Most organs are susceptible to cancer in the form of tumors and invasion of the surrounding tissue. Urologic malignancies are on the rise. Other conditions that are seen more frequently include kidney stones, diseases and infections; pancreatic diseases; ulcerative colitis; penile dysfunction; and infections of the genitourinary tract.

Urologic surgery has been revolutionized by striking advances in urodynamic diagnostic systems. Changes in these areas have been particularly beneficial for urologic surgery: laparascopy, endoscopic examination for colon cancer, implantation procedures, and imaging techniques. These procedural and imaging advances have brought the field of urology to a highly active and innovative stage, with new surgical options created each year.

Urological Procedures includes the following :-

  • Endoscopic Surgery
  • OIU (Optical Internal Urethrotomy)
  • Urosurgery
  • Partial Penectomy
  • Total Penectomy
  • Prostrate Biopsy
  • Bladder Biopsy
  • Vasectomy
  • Cystoscopy & Ureteroscopy
  • Endopyelotomy
  • Inguinal Hernia
  • Internal Urethrotomy
  • Laparoscopic Pyeloplasty
  • Lithotripsy
  • Percutaneous Nephrolithotomy
    • PCNL
  • Radical Nephrectomy
  • Radical Prostatectomy
  • Total Cystectomy
  • Transurethral Resection Of Prostate
  • Urethroplasty
  • Vesicovaginal Fistula


Prostate cancer is the most common cancer affecting males in the world. One in 10 men will have the disease at some time in his life. It is, however, treated successfully with surgery. According to the Urological Foundation, more than 50,000 new cases of bladder cancer are detected each year. bladder cancer is the fourth most common cancer in men and the ninth most common for women.

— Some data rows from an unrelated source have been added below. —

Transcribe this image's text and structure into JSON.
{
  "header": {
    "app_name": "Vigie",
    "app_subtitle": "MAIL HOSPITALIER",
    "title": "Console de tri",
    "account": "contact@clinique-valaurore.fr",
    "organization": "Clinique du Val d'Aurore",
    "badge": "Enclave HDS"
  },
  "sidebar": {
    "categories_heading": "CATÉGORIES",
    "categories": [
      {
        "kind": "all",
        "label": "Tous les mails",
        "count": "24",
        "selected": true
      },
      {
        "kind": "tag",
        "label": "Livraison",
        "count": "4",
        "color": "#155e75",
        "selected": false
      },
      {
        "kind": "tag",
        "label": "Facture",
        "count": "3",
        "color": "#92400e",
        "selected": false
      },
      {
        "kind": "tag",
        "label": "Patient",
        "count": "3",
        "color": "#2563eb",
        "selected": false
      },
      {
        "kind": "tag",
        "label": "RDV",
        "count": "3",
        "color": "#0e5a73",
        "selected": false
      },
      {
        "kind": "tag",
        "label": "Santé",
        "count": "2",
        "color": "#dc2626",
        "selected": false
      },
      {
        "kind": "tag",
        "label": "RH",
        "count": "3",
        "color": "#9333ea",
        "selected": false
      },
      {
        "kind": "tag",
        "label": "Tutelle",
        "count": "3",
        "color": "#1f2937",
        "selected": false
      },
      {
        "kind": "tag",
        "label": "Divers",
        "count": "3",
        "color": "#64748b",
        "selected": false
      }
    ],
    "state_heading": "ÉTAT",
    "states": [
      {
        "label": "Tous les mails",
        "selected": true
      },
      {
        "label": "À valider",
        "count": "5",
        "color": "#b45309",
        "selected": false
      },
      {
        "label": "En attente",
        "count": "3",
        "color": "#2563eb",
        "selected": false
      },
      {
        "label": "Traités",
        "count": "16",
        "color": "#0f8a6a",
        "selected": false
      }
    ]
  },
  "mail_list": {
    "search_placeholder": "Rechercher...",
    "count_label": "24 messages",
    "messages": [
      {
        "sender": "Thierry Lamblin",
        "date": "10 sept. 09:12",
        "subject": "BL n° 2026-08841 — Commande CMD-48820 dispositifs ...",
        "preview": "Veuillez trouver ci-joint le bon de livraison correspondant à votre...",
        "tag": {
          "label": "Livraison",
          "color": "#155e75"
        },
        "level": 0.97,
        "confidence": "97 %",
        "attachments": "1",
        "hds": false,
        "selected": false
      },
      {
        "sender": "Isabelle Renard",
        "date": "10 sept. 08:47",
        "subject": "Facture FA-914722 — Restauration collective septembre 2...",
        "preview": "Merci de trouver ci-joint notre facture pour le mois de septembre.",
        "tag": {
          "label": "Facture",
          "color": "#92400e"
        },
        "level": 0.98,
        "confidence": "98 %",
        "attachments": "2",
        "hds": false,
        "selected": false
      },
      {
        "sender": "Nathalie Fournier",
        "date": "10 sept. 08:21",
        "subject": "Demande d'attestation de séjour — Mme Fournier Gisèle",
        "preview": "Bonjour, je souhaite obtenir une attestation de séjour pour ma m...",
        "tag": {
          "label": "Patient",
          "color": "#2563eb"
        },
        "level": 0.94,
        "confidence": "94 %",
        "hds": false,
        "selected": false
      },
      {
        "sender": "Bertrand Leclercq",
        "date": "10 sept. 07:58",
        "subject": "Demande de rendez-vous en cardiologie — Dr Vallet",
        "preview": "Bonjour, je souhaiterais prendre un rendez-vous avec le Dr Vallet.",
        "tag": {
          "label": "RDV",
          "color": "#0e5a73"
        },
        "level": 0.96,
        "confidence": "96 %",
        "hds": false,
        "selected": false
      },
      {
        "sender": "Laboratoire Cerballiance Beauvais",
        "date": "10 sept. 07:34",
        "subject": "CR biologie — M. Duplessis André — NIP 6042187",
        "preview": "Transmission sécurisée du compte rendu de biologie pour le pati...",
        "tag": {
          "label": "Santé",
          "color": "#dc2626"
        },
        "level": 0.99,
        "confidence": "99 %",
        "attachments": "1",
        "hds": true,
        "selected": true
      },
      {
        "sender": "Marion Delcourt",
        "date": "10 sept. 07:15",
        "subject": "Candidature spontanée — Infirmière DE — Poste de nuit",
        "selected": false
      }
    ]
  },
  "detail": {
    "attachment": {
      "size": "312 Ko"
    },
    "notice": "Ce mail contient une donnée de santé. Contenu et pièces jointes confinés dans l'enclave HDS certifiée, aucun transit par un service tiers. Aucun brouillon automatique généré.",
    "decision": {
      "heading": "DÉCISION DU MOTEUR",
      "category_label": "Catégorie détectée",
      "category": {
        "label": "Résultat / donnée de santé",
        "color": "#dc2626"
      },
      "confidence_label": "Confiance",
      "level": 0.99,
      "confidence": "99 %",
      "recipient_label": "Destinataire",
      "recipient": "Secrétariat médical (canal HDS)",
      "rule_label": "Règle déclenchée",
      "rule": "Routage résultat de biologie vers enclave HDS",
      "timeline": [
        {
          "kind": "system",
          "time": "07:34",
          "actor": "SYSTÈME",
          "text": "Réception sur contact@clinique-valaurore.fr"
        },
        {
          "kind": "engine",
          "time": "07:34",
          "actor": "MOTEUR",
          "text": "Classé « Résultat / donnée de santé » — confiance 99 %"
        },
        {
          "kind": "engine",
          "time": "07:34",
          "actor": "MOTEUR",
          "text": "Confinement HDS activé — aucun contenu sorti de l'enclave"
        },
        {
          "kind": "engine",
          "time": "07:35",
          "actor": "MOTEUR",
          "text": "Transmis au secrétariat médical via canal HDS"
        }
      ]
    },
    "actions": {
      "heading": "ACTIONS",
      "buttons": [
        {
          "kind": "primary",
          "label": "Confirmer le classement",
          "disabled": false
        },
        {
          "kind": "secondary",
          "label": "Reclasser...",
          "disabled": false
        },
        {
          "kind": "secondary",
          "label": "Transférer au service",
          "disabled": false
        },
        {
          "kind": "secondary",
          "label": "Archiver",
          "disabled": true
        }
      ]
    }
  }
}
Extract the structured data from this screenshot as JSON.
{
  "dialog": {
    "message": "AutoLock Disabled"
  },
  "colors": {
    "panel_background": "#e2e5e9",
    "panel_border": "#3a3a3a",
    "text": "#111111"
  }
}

Kidney cancer occurs in 30,000 patients per year. It is the eighth most common cancer in men and the tenth most common cancer in women. Renal cell carcinoma makes up 85% of all kidney tumors. In adults ages 50-70 years, kidney cancer occurs twice as often in men as women. At the time of diagnosis, metastasis is present in 25-30% of patients with renal cell carcinoma.


According to the National Kidney Foundation, kidney and urologic diseases affect at least over 260,000 deaths. As the population ages, these conditions are expected to increase, especially among ethnic minorities who have a disproportionate share of urologic diseases. Major urologic surgery includes radical and partial resections for malignant and benign conditions; and implantation and diversion surgeries.


Other Conditions

Enlarged prostate (benign prostate hyperplasia, or BPH) is very common, and often treated with surgery. Interstitial cystitis (bladder infection of unknown origin) often affects women with severe pain and incontinence. The condition, like other forms of severe incontinence, requires surgery. Incontinence is an increasingly diagnosed problem among the aging population in the World, and is gaining recognition for its highly debilitating effects both in its fecal and urinary forms. Fecal incontinence affects people of all ages; many cases are never reported. Women are five times more likely than men to have fecal incontinence. This is primarily due to obstetric injury, especially with forceps delivery and anal sphincter laceration.

Many surgical procedures are now available to correct both fecal and urinary incontinence. They include retropubic slings for urinary incontinence, artificial sphincter implants for urinary and fecal incontinence, and bladder and colon diversion surgeries for restoration of voiding and waste function with an outside appliance called an ostomy. Kidney surgery and transplantation account for a large segment of urologic surgery. Benign conditions include sexual dysfunction, kidney stones, and fertility issues.